First Opportunity to Thrive in an Interdisciplinary Environment

News
  • 2018/10/08     Dresden, Germany

    UNU-FLORES offers a rigorous internship programme giving students and recent graduates the opportunity to develop new skills and knowledge in a constructive setting for the practical application of their capacities acquired during their studies. Through hands-on experience, interns work in a variety of areas from academic research, event organisation, communications and advocacy, and institutional development and administration. In this series, we feature the young brilliant minds that have played a big part in many of our activities and events. In this interview, we talked to Sohyeon Ryu from Republic of Korea, who worked with the Waste Management unit.

    Tell us about yourself. What is your motivation to do an internship with UNU-FLORES?

    I studied political science and international studies and economics for my undergraduate studies at Yonsei University, Seoul and have just graduated very recently. After taking the course “Environment and Energy Politics”, I developed an interest in sustainable resource use from a social scientist’s perspective (i.e. policies, regulations, and participation). I have participated in several academic activities and am interested in the role of international or intergovernmental organisations in sustainable resource use. Additionally, as a social sciences student, I wanted to work with natural scientists who I can collaborate with. UNU-FLORES is the right place for that and thanks to the partnership between UNU-FLORES and the Korea Environment Corporation (K-eco), I was able to do an internship here.

    What types of projects do you work on? What’s your favourite part of work?

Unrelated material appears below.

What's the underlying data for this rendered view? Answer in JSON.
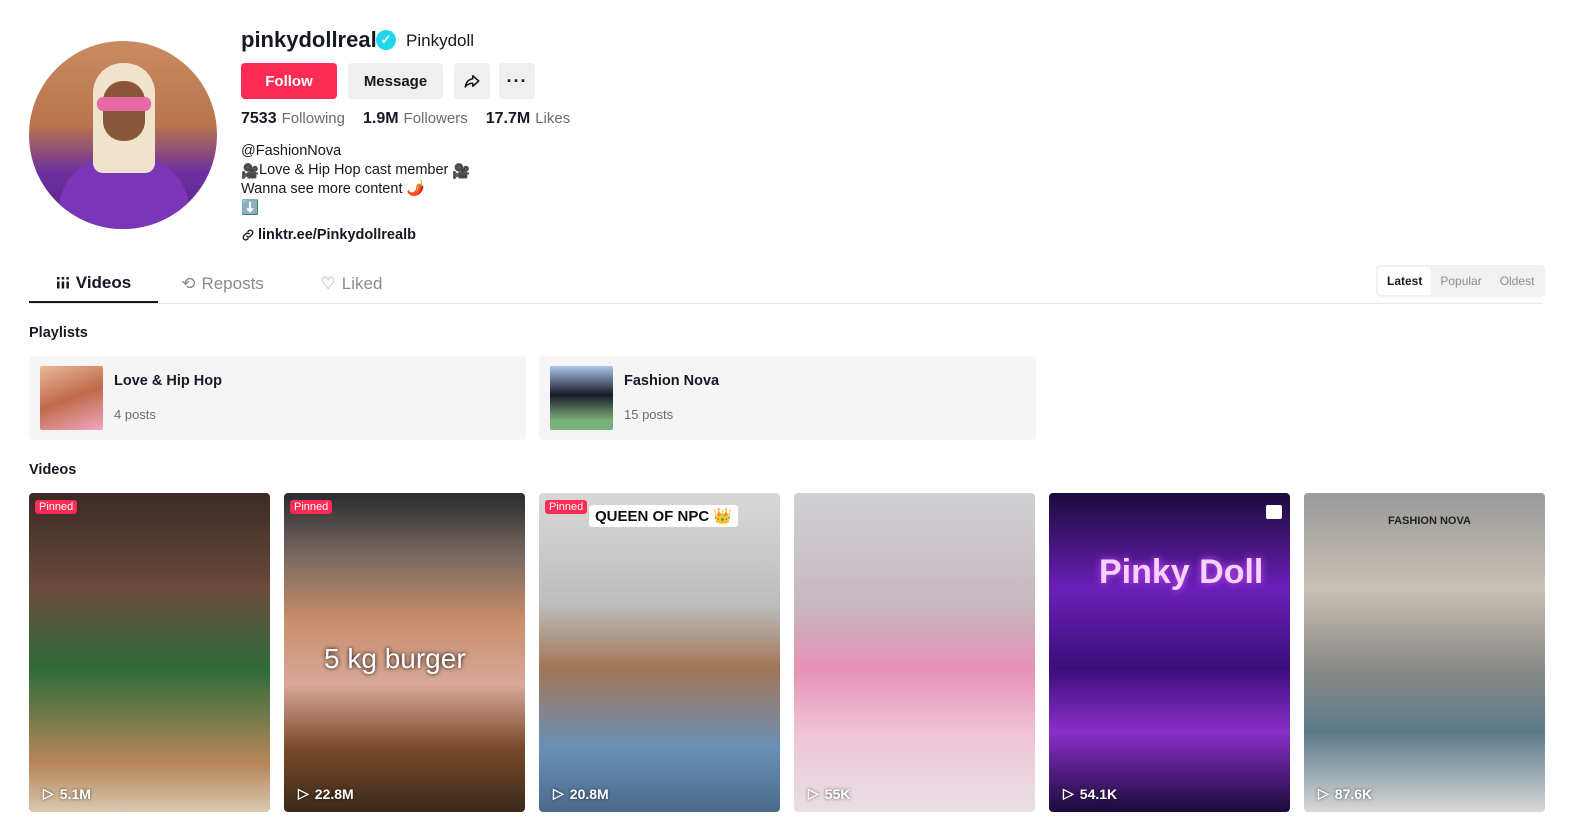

    As a research intern for the Waste Management unit, I take part in my unit’s projects and publishing process. I have supported in the publishing of a policy article on Waste-to-Energy which my unit had been developing for a few months. Recycling is the absolutely preferred way of treating waste but when that is not possible, the Waste-to-Energy process is better than dumping in landfills. I was very happy and learned a lot from working as a team with awesome colleagues of different backgrounds. I also conducted research on solid waste management and ways to enhance it in developing countries. I co-authored a peer-reviewed journal article on this focusing on Latin American and Caribbean countries, for example, where urbanisation is rapidly increasing. My favourite part of work is to chat with my supervisor, Prof. Hiroshan Hettiarachchi, and fellow interns about my work. It is through such interaction that I get better ideas and more critical eyes on my work, which help me progress.

    What kind of skills do you need to be successful at your internship?

    Working at UNU-FLORES requires strong reading and writing skills as well as logical thinking and academic ethics. A good knowledge of one’s field is basic and being able to work independently and creative thinking are a plus. Along with these academic skills, interns at UNU-FLORES need to be open-minded to different cultures.

    What are some words of wisdom you’d give to anyone aspiring to be in your position?

    I learn so many things here at UNU-FLORES and I believe this experience will be a good start to my career journey. Colleagues at UNU-FLORES always support interns to achieve their best. So, I would recommend future interns – as I did myself – to set simple goals (at least one) and try to achieve them here.